Despite not being able to finish the library, the University of Virginia's growth during Alderman's tenure was impressive. By the time that he ended his twenty-fifth year of service in 1929, the student body had multiplied by four and the faculty had multiplied by five. The endowment had increased from $350,000 to $10 million. He continued to be regarded as a great orator throughout the country. On the train to a speaking engagement at the University of Illinois on April 29, 1931, Alderman suffered a stroke. He was rushed to a hospital in Connellsville, Pennsylvania, where he died. He was buried in the University of Virginia Cemetery in Charlottesville. In 1938, the university library that Alderman began finally opened. Alderman Library, as it is still known today, was dedicated to the university's first president during Final Exercises in June of that year.
May 15, 1861 - Edwin Anderson Alderman is born in Wilmington, North Carolina.
1878–1882 - Edwin Anderson Alderman is enrolled at the University of North Carolina at Chapel Hill.
December 29, 1885 - Edwin Anderson Alderman marries Emma Graves, daughter of noted schoolmaster Ralph Henry Graves. They have three children, all of whom die at a young age.
April 1889 - Edwin Anderson Alderman is appointed to the North Carolina Board of Education as an institute conductor and agent of the board.
October 1892 - Edwin Anderson Alderman becomes professor at the Normal and Industrial School at Greensboro, North Carolina (later the University of North Carolina at Greensboro).
1893 - Edwin Anderson Alderman, after being approached by George T. Winston, a former teacher and then president of the University of North Carolina, accepts a position as professor there at the age of thirty-two.
1895 - Edwin Anderson Alderman delivers a paper titled "Higher Education in the South" at the Atlanta Exposition meeting of the National Education Association, which elevates him to a recognized spokesman for education in the New South.
1896 - Edwin Anderson Alderman's book Brief History of North Carolina is published.
1896 - Edwin Anderson Alderman is elected president of the University of North Carolina.
1900 - Edwin Anderson Alderman moves to New Orleans, Louisiana, to take up the post of president at Tulane University.

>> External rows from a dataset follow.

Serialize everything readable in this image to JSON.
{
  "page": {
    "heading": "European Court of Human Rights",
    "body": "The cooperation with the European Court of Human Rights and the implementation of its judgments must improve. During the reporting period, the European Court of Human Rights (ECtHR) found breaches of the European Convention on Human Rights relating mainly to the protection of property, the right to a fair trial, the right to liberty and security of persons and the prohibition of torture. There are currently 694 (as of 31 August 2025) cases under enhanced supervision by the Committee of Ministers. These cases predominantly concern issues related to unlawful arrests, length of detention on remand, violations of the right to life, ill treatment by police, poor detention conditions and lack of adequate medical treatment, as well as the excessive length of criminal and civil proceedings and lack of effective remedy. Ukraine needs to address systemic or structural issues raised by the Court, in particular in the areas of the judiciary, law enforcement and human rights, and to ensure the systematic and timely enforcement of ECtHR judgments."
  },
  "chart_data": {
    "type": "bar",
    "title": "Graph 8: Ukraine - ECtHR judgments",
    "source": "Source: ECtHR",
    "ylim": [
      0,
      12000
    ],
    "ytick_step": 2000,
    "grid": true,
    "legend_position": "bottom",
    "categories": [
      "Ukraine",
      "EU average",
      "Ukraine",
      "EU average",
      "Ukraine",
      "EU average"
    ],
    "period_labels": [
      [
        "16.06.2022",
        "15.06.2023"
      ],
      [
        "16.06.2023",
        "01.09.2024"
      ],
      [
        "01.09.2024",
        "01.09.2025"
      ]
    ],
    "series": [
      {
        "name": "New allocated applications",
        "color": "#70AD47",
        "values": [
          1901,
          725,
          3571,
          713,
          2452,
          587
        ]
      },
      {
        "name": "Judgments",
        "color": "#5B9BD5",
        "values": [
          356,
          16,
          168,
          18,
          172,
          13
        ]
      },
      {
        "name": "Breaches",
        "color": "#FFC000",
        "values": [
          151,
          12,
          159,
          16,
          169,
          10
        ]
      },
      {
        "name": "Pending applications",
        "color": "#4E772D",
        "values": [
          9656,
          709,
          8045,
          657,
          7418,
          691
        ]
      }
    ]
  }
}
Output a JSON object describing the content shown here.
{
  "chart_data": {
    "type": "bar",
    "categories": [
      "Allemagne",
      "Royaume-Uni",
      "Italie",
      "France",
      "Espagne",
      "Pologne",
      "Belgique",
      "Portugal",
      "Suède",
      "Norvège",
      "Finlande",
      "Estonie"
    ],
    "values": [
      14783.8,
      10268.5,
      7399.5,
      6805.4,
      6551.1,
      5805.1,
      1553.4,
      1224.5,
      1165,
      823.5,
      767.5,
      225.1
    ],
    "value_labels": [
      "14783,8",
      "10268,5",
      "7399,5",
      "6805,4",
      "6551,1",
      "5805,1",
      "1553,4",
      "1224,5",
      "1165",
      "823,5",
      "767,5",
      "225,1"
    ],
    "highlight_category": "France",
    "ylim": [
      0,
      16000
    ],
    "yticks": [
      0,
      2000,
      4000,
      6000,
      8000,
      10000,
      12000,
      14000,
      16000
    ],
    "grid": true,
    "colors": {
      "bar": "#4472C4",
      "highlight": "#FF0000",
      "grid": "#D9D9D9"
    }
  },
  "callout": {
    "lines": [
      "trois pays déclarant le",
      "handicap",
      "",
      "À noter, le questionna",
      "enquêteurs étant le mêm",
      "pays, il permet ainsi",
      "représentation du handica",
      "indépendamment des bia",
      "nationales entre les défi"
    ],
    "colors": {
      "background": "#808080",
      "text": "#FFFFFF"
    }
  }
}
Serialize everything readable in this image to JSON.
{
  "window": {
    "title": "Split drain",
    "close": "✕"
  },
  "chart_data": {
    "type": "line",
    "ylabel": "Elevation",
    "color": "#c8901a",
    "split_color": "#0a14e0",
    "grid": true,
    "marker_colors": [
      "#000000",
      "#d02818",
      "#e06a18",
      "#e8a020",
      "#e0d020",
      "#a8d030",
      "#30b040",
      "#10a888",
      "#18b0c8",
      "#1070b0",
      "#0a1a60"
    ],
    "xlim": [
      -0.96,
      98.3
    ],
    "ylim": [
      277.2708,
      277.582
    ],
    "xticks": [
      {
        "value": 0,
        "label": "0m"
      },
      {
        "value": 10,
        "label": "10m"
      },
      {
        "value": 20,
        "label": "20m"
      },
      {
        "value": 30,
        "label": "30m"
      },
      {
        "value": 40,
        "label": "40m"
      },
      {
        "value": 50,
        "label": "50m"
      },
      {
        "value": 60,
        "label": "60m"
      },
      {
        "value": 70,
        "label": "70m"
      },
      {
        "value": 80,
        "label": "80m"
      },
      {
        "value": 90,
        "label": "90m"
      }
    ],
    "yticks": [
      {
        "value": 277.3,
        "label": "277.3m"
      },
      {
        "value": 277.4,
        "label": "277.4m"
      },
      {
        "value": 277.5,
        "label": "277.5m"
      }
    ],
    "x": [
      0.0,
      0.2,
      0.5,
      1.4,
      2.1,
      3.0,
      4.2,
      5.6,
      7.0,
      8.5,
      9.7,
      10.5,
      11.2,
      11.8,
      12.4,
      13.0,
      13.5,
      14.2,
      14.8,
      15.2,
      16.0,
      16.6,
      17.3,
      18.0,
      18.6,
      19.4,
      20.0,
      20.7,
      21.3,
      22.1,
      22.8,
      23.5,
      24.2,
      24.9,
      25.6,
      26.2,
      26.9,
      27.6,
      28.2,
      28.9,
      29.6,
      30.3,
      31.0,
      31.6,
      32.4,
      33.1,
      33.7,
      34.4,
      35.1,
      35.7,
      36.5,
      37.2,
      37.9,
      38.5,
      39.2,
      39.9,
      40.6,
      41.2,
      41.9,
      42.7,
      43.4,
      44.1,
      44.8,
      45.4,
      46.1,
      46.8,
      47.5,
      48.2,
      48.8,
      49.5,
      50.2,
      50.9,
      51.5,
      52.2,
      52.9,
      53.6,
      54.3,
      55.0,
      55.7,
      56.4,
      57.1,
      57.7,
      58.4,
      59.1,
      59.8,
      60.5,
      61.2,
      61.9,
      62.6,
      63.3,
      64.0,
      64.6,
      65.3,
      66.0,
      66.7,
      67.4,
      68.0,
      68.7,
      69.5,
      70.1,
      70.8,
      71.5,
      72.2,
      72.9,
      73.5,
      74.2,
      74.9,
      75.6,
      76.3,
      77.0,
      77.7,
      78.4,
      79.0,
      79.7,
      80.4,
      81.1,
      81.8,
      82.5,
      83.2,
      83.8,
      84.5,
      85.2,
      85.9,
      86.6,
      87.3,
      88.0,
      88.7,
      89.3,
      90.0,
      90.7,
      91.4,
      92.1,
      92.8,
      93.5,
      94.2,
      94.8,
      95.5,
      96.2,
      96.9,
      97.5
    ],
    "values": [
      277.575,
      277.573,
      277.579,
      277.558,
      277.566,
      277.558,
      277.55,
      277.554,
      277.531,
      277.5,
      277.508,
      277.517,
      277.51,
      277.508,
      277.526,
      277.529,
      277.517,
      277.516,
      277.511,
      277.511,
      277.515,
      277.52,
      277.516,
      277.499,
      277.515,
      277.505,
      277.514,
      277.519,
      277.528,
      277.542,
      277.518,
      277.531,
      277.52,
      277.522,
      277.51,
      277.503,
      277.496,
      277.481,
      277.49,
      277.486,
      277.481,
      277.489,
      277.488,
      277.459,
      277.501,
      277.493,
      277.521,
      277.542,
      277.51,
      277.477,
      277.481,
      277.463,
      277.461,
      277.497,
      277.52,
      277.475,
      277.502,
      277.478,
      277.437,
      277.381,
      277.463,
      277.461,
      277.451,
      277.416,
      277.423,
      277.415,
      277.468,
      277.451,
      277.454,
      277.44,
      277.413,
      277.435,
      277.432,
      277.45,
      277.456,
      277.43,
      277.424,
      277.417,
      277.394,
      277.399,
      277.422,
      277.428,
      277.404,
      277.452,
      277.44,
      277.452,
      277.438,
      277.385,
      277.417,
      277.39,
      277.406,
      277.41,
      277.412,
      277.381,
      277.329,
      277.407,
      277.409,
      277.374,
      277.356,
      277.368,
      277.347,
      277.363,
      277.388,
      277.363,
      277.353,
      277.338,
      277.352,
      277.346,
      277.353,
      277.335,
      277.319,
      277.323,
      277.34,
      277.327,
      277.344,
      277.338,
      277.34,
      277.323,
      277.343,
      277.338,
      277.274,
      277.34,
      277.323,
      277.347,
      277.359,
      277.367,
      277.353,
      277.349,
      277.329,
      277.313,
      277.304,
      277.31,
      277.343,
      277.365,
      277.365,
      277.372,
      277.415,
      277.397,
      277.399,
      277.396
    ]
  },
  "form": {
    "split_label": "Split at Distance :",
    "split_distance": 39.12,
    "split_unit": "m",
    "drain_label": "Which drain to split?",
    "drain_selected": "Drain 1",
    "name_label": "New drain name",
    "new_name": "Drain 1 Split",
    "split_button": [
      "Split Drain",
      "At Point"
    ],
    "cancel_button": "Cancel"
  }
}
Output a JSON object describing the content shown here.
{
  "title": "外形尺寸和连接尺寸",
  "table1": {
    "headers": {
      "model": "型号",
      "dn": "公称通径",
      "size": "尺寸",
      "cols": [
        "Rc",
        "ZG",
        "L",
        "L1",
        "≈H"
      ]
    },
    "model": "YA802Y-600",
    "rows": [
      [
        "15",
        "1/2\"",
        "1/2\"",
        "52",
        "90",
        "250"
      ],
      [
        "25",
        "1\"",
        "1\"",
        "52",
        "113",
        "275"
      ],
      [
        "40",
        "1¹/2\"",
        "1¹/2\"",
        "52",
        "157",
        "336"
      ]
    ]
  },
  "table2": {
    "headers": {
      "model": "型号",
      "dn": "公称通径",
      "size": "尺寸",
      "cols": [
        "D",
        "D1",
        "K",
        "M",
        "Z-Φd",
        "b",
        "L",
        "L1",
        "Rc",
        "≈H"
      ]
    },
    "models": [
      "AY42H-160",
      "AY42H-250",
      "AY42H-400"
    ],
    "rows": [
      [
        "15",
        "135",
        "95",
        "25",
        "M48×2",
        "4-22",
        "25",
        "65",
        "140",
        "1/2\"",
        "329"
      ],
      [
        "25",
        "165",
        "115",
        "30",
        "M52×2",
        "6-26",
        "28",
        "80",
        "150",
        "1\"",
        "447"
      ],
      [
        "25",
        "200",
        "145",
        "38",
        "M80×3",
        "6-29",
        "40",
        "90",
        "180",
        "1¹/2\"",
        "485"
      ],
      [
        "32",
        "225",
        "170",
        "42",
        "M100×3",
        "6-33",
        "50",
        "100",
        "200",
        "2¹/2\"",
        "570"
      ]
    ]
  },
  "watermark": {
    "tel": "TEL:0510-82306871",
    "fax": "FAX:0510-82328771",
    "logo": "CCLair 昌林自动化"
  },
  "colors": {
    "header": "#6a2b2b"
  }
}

September 1904 - Edwin Anderson Alderman assumes his responsibilities as the first president of the University of Virginia.
1924 - Edwin Anderson Alderman receives an invitation to deliver the memorial address before a joint session of the United States Congress after the death of former U.S. president Woodrow Wilson. During his Founder's Day address this same year, he announces an ambitious plan to construct a new million-dollar library for the university.
April 29, 1931 - Edwin Anderson Alderman suffers a stroke on the train to a speaking engagement at the University of Illinois and is rushed to a hospital in Connellsville, Pennsylvania, where he dies.
June 1938 - Alderman Library is dedicated to the University of Virginia's first president during Final Exercises.